Information technology is allowing companies to increasingly automate the running of an industrial process. This is because a client can place an order online through the Internet. The order can then be processed automatically by a server which controls the industrial process relating to the products ordered by sending to various resources of the company action instructions to be carried out. According to the various possible configurations, a single server can supervise all of a process, or the process is managed successively by the various resources used.
Without using completely automated industrial resources, companies also use computer assistance for managing processes when a participant of the company cannot know the whole of the data of a company. This is particularly the case of large companies which have a wide geographic presence and a wide range of clients, products and/or resources.
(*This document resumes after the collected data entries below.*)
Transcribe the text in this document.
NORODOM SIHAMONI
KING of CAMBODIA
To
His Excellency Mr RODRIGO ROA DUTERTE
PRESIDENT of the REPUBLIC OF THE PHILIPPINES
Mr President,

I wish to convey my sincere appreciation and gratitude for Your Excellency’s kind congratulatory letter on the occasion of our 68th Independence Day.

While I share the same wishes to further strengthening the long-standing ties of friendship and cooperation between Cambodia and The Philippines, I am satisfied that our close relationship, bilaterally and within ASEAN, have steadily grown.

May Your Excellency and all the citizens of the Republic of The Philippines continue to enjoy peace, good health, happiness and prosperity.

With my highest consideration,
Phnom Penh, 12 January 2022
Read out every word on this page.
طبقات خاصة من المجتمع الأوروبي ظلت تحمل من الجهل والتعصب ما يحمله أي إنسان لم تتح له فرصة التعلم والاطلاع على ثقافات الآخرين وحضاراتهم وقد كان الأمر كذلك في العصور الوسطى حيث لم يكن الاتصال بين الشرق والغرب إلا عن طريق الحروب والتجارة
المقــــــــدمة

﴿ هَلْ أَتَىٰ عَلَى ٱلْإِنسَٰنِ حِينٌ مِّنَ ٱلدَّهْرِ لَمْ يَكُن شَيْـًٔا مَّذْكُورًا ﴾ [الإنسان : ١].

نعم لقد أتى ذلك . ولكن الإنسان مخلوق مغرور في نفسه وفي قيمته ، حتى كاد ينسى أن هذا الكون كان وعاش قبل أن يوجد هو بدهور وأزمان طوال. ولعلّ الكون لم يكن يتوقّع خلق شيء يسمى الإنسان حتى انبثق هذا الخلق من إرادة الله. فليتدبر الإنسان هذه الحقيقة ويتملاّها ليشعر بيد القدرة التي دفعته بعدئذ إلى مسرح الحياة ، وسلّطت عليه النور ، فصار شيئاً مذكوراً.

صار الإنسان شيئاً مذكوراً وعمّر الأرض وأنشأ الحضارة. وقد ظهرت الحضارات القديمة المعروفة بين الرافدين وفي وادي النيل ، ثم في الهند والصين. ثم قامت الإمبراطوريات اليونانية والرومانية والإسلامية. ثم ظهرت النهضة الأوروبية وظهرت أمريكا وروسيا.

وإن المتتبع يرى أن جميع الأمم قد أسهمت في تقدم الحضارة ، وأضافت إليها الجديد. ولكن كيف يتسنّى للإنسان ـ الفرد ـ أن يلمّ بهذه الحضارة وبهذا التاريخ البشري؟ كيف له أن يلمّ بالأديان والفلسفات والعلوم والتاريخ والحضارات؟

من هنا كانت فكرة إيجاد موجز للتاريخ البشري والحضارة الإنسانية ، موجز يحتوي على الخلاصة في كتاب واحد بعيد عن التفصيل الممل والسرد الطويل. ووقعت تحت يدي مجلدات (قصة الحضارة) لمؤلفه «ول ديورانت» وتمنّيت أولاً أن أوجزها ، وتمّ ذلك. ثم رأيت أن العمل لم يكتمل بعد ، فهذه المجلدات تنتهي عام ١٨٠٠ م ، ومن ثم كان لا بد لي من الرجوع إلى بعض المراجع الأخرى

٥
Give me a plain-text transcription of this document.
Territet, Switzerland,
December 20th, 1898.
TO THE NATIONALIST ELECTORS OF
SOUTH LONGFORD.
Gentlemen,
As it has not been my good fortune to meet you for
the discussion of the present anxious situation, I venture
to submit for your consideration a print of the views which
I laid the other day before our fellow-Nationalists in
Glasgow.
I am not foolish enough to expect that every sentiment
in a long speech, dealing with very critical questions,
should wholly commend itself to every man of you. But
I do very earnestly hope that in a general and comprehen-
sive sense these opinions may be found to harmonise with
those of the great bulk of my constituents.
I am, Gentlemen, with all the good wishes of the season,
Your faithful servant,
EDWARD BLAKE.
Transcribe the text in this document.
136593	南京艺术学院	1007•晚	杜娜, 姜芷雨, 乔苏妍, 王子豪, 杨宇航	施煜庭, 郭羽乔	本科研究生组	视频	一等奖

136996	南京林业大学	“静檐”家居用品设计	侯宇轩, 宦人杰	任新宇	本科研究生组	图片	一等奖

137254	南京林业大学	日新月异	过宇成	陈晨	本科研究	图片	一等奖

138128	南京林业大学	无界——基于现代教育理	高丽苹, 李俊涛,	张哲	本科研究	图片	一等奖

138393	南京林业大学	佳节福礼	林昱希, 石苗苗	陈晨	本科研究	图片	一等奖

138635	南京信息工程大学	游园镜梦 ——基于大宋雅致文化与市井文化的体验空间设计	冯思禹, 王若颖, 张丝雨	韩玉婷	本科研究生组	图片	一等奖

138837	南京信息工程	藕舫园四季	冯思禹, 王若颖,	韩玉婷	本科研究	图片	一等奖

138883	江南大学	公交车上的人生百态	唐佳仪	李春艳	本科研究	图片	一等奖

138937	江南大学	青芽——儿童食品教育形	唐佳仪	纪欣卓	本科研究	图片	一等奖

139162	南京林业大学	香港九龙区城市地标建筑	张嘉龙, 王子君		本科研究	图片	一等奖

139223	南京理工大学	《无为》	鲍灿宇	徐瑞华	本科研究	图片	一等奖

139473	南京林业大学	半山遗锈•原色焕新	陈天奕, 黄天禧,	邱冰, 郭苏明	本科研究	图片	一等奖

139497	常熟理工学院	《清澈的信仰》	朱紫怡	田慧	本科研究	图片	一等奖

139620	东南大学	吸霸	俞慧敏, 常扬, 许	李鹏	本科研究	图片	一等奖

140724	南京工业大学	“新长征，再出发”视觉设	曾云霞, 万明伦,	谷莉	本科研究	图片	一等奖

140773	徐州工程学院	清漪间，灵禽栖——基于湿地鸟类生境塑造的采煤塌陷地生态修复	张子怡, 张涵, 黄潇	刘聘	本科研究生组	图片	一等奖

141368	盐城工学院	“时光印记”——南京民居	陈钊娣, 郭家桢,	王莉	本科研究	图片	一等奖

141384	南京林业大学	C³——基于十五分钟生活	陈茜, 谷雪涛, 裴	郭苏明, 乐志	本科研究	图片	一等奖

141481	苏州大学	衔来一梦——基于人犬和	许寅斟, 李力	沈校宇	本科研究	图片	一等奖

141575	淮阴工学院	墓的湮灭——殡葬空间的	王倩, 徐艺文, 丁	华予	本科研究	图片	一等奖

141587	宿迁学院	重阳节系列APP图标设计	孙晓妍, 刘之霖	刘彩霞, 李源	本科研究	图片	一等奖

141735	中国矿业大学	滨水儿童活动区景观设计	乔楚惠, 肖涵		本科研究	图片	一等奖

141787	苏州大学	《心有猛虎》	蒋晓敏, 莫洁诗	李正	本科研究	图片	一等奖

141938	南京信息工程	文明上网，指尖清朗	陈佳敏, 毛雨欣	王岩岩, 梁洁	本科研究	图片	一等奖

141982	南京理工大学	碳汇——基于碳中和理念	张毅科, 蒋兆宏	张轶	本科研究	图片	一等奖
However the process is managed, this management calls upon databases. A database contains information relating to a category of physical objects. The totality of the information relating to a physical object commonly corresponds to a computer object. A computer object is a set of information structured according to an object type. The object type is determined according to information relating to the physical objects that are wished to be described in the database. A database is a set of computer objects defined according to an object type. An object type currently comprises characteristics belonging to physical objects and information relating to the processing carried out on said physical objects.
Thus, for a file of clients to whom service provisions are offered, the database comprises an object associated with each client. The structure of each object comprises, on the one hand, information specific to the client and, on the other hand, information specific to the resources responsible for the various services for that client. Thus, when an order is accepted, the interrogation of the database makes it possible to allocate a resource of the company for a requested service according to the properties relating to the client.
In the case of a catalog of physical products, a products file is a database which comprises objects representative of the products. Each object comprises information specific to the product and information indicating for each product or for each category of products the resource or resources of the company used in the processing carried out on the product.
In general, for a given category of physical objects, there is a database which comprises computer objects representative of the physical objects. Each computer object comprises information specific to each physical object and information relating to the processing of each physical object. Thus, during the running of a process, the interrogation of the database makes it possible, for an action or a task to be carried out, to know which resource is concerned.
Such a database structure raises a problem of keeping databases updated. When a company is reorganized, the latter modifies the distribution and activity of its resources. It is then necessary to review the integrality of the databases in order to modify all of the information relating to the allocation of resources. Large companies are reorganized regularly in order to optimize their operational functioning; the non-operational costs generated by operations of this kind are large.
Moreover, each company adapts the structure of its databases according to its needs. The fusion of two companies adds to the problems of reconciliation of the intrinsic properties of the databases of the companies concerned a problem to be solved relating to the static reallocation of resources in order to link them with the objects of the databases concerned.